Senators were subdued into striking a deal following the unpopular decision by governors to shut down county operations over the revenue formula standoff.
The lawmakers prioritised the vote on the third basis revenue sharing formula after the 12-member mediation committee led by Bungoma Senator Moses Wetangula and his Nairobi counterpart Johnson Sakaja struck a deal, in record time.
After nine aborted attempts, and scheduling the vote for Monday next week, the pressure from the counties forced the legislators to reach a solution yesterday, following an announcement by Sakaja on the floor: “We have white smoke. Kenya has a solution.”
This saw 41 senators support the formula, to end the three months impasse that saw counties fail to get their monthly tranches for July, August and September.
The Senate Finance committee chairman Charles Kibiru read the County Allocation of Revenue Bill (CARB), 2020, for the second time, in respect to total allocation of Sh369.8 billion and equitable share of Sh316.5 billion.

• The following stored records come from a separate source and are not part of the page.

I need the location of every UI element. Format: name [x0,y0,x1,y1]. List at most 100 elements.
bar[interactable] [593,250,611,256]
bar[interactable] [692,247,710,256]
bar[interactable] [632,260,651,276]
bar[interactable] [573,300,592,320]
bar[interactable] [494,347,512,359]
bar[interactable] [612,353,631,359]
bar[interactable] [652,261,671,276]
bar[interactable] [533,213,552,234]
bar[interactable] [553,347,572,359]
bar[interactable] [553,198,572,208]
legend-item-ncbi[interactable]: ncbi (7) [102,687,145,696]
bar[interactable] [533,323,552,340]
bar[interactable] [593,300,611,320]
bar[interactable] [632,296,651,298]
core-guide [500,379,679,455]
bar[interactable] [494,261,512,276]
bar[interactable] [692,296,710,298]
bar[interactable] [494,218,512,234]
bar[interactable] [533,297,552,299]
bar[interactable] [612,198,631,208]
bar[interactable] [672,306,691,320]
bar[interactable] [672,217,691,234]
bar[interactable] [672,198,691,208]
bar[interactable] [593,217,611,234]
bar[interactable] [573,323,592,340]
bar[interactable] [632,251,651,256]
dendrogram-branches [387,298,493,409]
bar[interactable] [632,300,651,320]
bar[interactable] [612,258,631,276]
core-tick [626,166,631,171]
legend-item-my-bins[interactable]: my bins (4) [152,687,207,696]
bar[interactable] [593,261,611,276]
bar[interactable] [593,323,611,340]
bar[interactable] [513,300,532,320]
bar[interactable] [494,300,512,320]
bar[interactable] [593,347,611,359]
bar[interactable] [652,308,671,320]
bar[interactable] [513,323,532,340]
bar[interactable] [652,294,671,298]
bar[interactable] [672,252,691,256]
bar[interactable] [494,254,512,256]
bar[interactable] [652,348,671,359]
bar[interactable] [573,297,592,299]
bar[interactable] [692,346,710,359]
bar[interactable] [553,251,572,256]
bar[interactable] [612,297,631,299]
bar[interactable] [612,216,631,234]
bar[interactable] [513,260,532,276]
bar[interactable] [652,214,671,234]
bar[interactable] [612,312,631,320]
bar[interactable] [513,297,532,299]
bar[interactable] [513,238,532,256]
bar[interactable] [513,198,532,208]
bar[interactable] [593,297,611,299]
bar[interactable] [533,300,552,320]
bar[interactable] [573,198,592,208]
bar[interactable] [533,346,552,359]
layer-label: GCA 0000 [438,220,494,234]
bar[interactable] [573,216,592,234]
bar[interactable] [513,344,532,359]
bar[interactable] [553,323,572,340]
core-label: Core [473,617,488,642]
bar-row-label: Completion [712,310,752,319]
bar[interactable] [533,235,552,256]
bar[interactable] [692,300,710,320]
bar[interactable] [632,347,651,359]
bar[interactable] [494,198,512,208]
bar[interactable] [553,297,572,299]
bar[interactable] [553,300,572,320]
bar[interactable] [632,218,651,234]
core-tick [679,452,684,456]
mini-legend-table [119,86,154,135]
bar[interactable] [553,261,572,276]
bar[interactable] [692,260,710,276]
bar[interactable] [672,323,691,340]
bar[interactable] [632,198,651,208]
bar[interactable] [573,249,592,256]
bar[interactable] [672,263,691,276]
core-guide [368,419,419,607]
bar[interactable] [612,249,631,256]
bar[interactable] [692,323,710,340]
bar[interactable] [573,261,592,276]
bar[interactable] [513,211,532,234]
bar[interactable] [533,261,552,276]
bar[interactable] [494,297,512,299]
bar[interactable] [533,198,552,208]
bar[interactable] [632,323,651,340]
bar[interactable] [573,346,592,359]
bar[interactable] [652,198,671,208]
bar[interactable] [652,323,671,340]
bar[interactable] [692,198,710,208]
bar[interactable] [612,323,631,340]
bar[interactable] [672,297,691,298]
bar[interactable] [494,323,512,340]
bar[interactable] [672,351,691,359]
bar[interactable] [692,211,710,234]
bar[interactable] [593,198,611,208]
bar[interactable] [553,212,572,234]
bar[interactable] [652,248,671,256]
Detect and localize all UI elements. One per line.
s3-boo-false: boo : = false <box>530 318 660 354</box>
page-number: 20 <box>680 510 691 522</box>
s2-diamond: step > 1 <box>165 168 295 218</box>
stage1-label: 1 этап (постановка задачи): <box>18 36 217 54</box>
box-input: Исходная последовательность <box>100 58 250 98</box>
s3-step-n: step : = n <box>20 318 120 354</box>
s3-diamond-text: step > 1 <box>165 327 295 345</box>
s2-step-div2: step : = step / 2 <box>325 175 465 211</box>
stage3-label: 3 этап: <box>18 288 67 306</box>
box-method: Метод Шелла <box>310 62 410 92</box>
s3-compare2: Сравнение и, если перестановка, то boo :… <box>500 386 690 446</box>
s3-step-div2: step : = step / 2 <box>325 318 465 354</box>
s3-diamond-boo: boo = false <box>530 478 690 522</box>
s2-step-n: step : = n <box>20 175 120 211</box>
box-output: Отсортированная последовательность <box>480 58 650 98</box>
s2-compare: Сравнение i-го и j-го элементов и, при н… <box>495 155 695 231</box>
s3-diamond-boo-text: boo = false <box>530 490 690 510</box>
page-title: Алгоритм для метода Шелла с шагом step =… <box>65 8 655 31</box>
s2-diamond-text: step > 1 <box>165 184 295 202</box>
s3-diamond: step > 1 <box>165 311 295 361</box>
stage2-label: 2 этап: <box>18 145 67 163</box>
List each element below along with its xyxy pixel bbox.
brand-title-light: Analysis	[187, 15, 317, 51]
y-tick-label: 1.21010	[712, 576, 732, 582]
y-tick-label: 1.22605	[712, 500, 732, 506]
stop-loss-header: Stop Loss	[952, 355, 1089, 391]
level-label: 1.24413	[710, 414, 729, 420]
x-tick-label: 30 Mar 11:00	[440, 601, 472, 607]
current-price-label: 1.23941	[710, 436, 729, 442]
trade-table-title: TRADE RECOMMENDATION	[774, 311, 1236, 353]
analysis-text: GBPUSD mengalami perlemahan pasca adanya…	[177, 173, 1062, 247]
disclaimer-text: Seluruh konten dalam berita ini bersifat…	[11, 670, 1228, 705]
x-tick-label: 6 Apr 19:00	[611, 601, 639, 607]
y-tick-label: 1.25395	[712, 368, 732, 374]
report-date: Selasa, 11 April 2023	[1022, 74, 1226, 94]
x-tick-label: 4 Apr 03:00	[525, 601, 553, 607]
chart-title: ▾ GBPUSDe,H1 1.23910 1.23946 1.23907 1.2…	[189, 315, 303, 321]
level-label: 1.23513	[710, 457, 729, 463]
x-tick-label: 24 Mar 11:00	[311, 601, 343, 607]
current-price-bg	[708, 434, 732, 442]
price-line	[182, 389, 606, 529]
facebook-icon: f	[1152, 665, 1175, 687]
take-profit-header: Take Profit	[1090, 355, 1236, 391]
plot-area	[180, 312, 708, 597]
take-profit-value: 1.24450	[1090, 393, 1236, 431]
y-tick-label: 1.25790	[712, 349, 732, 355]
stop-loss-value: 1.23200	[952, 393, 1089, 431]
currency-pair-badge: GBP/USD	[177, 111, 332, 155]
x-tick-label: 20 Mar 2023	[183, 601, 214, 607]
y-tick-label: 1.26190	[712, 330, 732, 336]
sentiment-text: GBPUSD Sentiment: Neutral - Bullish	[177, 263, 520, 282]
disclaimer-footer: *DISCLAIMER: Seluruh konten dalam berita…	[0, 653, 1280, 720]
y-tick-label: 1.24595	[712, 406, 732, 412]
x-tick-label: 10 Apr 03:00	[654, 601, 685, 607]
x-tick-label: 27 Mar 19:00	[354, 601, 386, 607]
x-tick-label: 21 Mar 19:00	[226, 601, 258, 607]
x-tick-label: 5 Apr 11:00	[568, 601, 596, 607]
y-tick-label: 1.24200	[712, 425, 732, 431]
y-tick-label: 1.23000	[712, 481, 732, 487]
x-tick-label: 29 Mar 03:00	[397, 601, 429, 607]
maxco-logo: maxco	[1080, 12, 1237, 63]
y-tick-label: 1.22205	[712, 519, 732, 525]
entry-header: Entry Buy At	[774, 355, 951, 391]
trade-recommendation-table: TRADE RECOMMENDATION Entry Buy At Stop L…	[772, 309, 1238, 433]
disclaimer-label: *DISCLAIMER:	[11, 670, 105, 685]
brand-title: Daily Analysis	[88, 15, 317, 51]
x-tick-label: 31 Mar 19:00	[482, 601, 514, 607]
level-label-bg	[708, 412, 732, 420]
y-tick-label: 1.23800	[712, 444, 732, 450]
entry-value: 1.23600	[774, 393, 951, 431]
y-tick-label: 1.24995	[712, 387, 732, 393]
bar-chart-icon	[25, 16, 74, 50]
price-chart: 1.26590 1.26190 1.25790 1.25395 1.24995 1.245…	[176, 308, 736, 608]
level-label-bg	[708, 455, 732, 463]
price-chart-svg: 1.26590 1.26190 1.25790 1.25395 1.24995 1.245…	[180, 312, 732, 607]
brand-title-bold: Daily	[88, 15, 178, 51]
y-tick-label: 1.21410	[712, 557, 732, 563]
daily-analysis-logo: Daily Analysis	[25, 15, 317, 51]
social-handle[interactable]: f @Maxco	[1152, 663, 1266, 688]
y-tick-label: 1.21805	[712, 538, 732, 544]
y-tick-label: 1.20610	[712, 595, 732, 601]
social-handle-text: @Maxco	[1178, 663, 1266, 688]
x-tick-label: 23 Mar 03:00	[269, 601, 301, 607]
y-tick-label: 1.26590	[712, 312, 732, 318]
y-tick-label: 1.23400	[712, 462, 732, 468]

Migori Senator Ochilo Ayacho seconded the Bill, saying the impasse was good as it got the attention of President Uhuru Kenyatta and ODM leader Raila Odinga.
Status quo remains
“The principal object of the County Allocation of Revenue Bill, 2020 is to make provision for the allocation of revenue raised nationally among the county governments for the financial year 2020/21,” reads the Bill.
The Bill sailed through the second reading without debate, to the third reading, with 37 senators supporting.
In the deal, the status quo remains for sharing Sh316.5 billion in 2020/2021 and freeze the implementation with conditions for equitable share formula to commence among counties for 2021/22 to 2024/25 of Sh370 billion and above.
In hammering a consensus, the team agreed on eight parameters up from the current six: Population 18 per cent, health (17), agriculture (10), urban (5), roads (8), poverty level (14), basic share (20) and land areas at 8.
This means, Nairobi City County will continue to get the lion share with an increase of Sh3.3 billion, pushing total allocation to Sh19.2 billion, while Lamu, the least, will get Sh3.1 billion. Tharaka Nithi gets an additional Sh289 million, bringing its total allocation to Sh4.2 billion.
Mandera that was set to lose Sh720 million will gain Sh967.4 million if the formula rejected by senators was applied in simulation based on the additional Sh53.5 billion by the President, while Kwale and Wajir Sh107 million and 191 million, respectively.
Turkana that was among the 18 counties to lose in the CRA proposal will get an additional Sh2 billion, alongside Kiambu Sh2.2 billion and Nakuru Sh2.5 billion, while 20 counties will get an additional funding of more than Sh1 billion.
Nairobi, Nakuru, Kiambu, Meru, Laikipia and Kirinyaga are the top five gainers.
From next year, the allocation will be pegged on Sh370 billion and above but capped at Sh316.5 billion, meaning no county will get below their current allocation.
“It’s a momentous occasion for the country and devolution. We may have taken a long time but it was not in vain. Eventually, we have consensus, which was elusive for the last three months,” said Senate Minority Whip Mutula Kilonzo Jnr (Makueni), a member of the mediation committee.
Tharaka/Nithi Senator Kithure Kindiki praised the deal by the mediation committee. “I am a proud Kenyan. After three months of a bitter struggle, national unity has won over division. Inclusivity has triumphed over marginalisation. Never again should we allow the country to entertain the invitation to walk down the dangerous road of pitting one part of this country against another,” Prof Kindiki said.
Just like Kilonzo Jnr, committee members Sakaja and Ledama ole Kina (Narok) informed Kenyans about the break-through, each tweeting about ‘deal’ or ‘white smoke’
Dramatic scenes had characterised the debate from the onset leading to the arrest of Senators Cleophas Malala (Kakamega), Christopher Langat (Bomet) and Steve Lelengwe of Samburu.
“This House has risen to the billing as the defender of counties and in so doing, we are giving the country a formula that will work,” said Wetangula, while moving the motion on the approval the formula.
In the report tabled by the special committee, it recommended an allocation ratio for this year.
“Provided that the duration of the operation of the third formula allocating revenue among the counties, no county shall receive in any financial year an amount of shareable revenue that is less than the amount shared in 2019/2020,” reads the report.
Earlier, senators opposed a Kamukunji by Speaker Ken Lusaka where the committee was to give an update.
The mood in the House was to conclude with the business and allow counties get funds after National Treasury Cabinet Secretary Ukur Yattani declined to release 50 per cent of the Sh316.5 billion on “Vote on Account” as per the Supreme Court advisory.